# OBS Studio 25.0.8 (PPA)- ubuntu 20.04 - NVIDIA Driver Version: 450.66 - Failed to open NVENC codec: Generic error in an external libr



## fvaladares (Sep 22, 2020)

Hello, I am a Brazilian professor, and I'm using the OBS Studio to record and broadcast my lectures. But, now, I can't use my NVIDIA card to render the video, and I receive the message below.

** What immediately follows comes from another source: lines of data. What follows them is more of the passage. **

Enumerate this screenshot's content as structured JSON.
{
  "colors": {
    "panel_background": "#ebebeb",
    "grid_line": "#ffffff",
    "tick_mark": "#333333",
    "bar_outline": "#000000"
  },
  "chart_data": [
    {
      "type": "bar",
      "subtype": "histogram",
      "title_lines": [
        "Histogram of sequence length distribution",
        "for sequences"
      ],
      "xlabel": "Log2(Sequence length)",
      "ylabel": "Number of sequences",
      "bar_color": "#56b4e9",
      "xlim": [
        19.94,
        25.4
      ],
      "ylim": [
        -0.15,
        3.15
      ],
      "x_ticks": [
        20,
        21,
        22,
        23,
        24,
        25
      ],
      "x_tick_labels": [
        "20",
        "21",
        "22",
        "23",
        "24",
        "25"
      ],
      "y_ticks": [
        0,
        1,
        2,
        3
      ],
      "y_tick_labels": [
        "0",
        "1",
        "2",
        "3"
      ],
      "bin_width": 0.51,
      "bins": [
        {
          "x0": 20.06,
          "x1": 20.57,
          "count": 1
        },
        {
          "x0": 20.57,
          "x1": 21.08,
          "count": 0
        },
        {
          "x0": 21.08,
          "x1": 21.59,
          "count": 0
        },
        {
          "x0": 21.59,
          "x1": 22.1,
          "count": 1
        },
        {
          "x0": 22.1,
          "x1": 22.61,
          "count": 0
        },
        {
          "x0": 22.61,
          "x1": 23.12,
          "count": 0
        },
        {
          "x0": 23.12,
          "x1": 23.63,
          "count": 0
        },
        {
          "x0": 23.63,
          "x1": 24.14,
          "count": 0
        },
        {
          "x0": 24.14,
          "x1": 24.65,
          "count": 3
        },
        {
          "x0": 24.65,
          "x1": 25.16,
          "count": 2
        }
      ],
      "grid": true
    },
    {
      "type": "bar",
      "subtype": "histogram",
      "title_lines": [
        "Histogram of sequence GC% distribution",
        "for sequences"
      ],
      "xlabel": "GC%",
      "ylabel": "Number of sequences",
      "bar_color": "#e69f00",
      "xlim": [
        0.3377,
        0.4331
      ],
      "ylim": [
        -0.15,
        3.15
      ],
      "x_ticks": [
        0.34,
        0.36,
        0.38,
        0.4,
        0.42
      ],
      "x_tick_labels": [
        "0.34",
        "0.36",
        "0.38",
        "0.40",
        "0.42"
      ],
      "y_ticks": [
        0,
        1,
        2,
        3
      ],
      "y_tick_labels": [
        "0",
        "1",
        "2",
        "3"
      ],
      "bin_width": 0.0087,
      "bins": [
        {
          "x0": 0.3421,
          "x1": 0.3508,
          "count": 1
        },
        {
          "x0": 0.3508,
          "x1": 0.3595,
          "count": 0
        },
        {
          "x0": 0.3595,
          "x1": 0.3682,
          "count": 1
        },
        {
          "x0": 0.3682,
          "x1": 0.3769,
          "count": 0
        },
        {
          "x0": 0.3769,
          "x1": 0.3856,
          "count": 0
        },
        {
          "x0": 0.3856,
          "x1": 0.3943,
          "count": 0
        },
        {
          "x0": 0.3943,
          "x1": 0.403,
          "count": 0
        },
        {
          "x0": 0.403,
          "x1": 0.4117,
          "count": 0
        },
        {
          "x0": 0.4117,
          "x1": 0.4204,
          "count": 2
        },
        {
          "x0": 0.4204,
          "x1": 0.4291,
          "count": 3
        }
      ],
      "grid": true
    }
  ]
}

I tried a lot of things without success.

I use the ffmpeg from the ubuntu sources, as request in the wiki install section, and the official PPA.

Log: LOG








===============================================================================================
*The log error: *
info: ---------------------------------
info: [NVENC encoder: 'recording_h264'] settings:
        rate_control: CBR
        bitrate:      2500
        cqp:          0
        keyint:       250
        preset:       hq
        profile:      high
        width:        1280
        height:       720
        2-pass:       false
        b-frames:     2
        GPU:          0

[h264_nvenc @ 0x56452cd2f080] OpenEncodeSessionEx failed: unsupported device (2)
[h264_nvenc @ 0x56452cd2f080] No NVENC capable devices found
warning: [NVENC encoder: 'recording_h264'] Failed to open NVENC codec: Generic error in an external library


===============================================================================================
*sudo ffmpeg -encoders 2>/dev/null |grep nvenc*
 V..... h264_nvenc           NVIDIA NVENC H.264 encoder (codec h264)
 V..... nvenc                NVIDIA NVENC H.264 encoder (codec h264)
 V..... nvenc_h264           NVIDIA NVENC H.264 encoder (codec h264)
 V..... nvenc_hevc           NVIDIA NVENC hevc encoder (codec hevc)
 V..... hevc_nvenc           NVIDIA NVENC hevc encoder (codec hevc)
===============================================================================================




===============================================================================================
*It works when I choose the FFMPEG VAAPI with CQP RAte Control

Video card: GeForce MX150 (GPU 0) *


----------



## Tuna (Sep 22, 2020)

09:58:00.512: Loading up OpenGL on adapter NVIDIA Corporation GeForce MX150/PCIe/SSE2

According to https://developer.nvidia.com/video-encode-decode-gpu-support-matrix The GeForce MX150 has no NVENC chip installed:


GeForce MX150 > MX250PascalGP108M1000NONONONONONONONO


----------



## fvaladares (Sep 22, 2020)

Oh, that's bad. :(

Thanks for your answer.


----------